Although salaries will increase in real terms in the coming years, Gavilán has indicated that second-round effects on inflation are not expected because lower growth in corporate profits is expected. In addition, he believes that the risk of these effects occurring via wages has been reduced with the signing of the interconfederal collective bargaining agreement for 2023-2025 between unions and employers.

In the case of core inflation, the institution is revising its projections for March 2023 upwards by two tenths, to 4.1%, and lowers those for 2024 and 2025 by one tenth, to 2.1% and 1. 7%, respectively.

The Bank of Spain points out that, in a context in which the degree of uncertainty continues to be high, the risks surrounding growth projections “are fundamentally downward-oriented, while, in the case of inflation, they are considered relatively balanced.”

The Bank of Spain expects the “solidity” shown by job creation to continue until 2025, so that the average unemployment rate will stand at 12.2% this year (half a point below the estimate in March). , at 11.5% in 2024 (compared to the 12.3% estimated three months ago) and at 11.3% in 2025, seven tenths less than in their March calculations.

In its new projections, the Bank of Spain improves its estimates on the deficit and public debt for 2023-2025. Specifically, for 2023, it projects a public deficit of 3.8% of GDP, compared to the previously estimated 4.1%, and places public debt at 109.7% of GDP, in contrast to 111.1% in March.

For 2024, the estimated deficit is 3.4% of GDP (3.5% in its previous forecast) and the debt is 107.4% (previously 108.8%), while for 2025 it estimates a deficit of 4 % (4.4% previously) and a debt of 108% of GDP, better than the 109.9% projected last March.

Gavilán explained that this improvement in the forecasts for the deficit and the public debt are due to the review of the macro and financial environment. In any case, he has warned that the public sector will continue presenting in its projections until 2025 a “high fiscal imbalance”.

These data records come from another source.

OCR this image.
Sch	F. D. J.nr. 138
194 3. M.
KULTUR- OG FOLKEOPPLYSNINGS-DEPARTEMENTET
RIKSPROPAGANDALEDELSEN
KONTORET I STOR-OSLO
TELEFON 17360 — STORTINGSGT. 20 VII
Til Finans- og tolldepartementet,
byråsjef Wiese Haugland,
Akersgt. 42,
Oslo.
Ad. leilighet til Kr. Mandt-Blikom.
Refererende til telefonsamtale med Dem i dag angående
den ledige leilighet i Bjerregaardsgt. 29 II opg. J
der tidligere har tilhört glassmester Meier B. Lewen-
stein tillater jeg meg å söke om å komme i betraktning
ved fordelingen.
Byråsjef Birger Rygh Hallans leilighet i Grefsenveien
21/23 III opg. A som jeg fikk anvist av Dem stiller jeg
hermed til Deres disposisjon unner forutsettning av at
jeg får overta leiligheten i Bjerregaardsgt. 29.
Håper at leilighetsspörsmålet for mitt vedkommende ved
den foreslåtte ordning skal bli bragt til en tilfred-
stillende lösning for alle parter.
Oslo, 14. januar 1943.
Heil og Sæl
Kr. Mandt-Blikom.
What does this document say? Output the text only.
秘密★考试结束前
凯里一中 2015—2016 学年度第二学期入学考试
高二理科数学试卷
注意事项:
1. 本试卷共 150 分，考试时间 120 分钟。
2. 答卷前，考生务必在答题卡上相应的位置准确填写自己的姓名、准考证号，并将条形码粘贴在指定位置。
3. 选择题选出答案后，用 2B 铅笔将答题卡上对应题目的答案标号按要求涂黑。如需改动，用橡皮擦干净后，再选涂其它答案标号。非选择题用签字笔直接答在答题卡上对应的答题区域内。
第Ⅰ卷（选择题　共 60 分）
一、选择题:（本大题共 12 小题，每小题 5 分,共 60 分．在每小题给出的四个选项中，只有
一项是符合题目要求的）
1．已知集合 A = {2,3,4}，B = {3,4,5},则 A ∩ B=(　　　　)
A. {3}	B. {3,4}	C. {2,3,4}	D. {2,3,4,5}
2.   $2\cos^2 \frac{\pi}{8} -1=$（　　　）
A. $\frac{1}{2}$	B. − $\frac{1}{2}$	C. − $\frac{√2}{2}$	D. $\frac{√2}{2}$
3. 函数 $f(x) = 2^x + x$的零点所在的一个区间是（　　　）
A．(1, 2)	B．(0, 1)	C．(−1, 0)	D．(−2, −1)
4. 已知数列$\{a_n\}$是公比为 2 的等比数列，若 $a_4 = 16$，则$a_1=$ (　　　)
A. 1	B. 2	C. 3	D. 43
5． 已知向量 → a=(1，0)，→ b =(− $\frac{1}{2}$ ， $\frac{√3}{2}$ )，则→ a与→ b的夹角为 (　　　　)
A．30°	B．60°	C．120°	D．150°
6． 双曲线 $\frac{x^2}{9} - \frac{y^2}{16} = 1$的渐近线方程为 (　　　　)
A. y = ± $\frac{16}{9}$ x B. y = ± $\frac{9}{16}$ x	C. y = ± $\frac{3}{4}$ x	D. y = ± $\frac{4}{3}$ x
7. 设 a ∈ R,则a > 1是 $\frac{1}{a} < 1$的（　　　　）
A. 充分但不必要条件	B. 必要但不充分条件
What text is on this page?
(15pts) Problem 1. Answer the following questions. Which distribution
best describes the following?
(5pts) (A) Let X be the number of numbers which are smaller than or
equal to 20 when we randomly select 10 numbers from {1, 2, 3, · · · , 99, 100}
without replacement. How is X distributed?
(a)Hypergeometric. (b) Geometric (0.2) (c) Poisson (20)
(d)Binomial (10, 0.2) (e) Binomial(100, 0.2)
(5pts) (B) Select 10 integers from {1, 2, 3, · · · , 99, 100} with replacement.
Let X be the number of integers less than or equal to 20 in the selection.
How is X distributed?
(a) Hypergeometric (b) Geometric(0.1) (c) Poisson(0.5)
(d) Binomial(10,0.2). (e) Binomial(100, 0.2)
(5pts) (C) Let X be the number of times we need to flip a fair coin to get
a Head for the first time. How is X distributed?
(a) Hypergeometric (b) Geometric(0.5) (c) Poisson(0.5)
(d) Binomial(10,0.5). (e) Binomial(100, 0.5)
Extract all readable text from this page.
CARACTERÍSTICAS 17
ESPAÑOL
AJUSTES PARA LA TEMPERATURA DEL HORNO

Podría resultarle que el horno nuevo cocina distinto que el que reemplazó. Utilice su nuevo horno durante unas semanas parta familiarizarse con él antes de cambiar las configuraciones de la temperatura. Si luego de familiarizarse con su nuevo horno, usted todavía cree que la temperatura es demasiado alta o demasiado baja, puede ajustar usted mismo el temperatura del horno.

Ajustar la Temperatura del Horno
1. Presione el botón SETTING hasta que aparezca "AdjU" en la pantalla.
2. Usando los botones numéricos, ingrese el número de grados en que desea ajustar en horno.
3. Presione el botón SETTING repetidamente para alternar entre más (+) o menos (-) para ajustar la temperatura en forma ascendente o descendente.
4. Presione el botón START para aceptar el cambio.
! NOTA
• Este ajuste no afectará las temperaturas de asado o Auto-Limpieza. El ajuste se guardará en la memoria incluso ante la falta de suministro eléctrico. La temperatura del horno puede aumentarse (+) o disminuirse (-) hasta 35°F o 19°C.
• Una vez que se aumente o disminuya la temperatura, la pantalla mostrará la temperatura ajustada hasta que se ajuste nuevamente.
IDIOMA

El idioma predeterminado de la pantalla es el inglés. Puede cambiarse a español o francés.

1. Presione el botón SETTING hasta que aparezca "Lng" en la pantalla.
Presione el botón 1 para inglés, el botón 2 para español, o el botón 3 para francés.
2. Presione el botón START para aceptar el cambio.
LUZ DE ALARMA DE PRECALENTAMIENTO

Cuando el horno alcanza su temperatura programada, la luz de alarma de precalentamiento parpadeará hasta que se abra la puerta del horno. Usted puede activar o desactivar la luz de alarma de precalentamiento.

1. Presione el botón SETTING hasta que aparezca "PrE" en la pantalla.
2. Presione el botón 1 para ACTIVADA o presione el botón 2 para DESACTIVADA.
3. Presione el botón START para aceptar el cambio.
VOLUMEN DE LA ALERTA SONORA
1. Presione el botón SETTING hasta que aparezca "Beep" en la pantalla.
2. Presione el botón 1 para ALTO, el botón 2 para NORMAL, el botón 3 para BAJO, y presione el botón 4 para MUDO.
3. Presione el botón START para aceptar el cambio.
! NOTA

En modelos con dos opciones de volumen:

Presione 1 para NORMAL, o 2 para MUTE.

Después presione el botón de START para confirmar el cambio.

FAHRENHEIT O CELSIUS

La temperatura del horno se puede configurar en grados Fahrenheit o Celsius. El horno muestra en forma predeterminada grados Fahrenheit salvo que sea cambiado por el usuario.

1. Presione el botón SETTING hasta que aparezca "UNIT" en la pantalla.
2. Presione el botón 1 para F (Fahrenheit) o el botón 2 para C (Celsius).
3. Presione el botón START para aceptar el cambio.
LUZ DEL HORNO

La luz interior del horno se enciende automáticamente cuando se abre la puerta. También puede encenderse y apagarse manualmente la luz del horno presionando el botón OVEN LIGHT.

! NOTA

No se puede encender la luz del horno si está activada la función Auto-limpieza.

The Bank of Spain points out that the fiscal assumptions of these projections incorporate the second leg of the pension reform, as well as the new aid to the primary sector and transport subsidies aimed at young people, which, according to their calculations, represent a “slight temporary deterioration” of the public balance of one tenth of GDP by 2023.

The institution’s forecasts are also supported by previously approved measures, with the hypothesis that “a partial reversal of the upward surprises in tax revenues” that occurred in 2020 and 2021 will take place.

At this point, he explains that the progressive elimination of the measures due to the pandemic and inflation will have a positive effect on the public balance of close to one point of GDP in both 2023 and 2024. On the other hand, in 2025, the impact will be negative. , of four tenths of GDP, due to the end of taxes on energy and banking.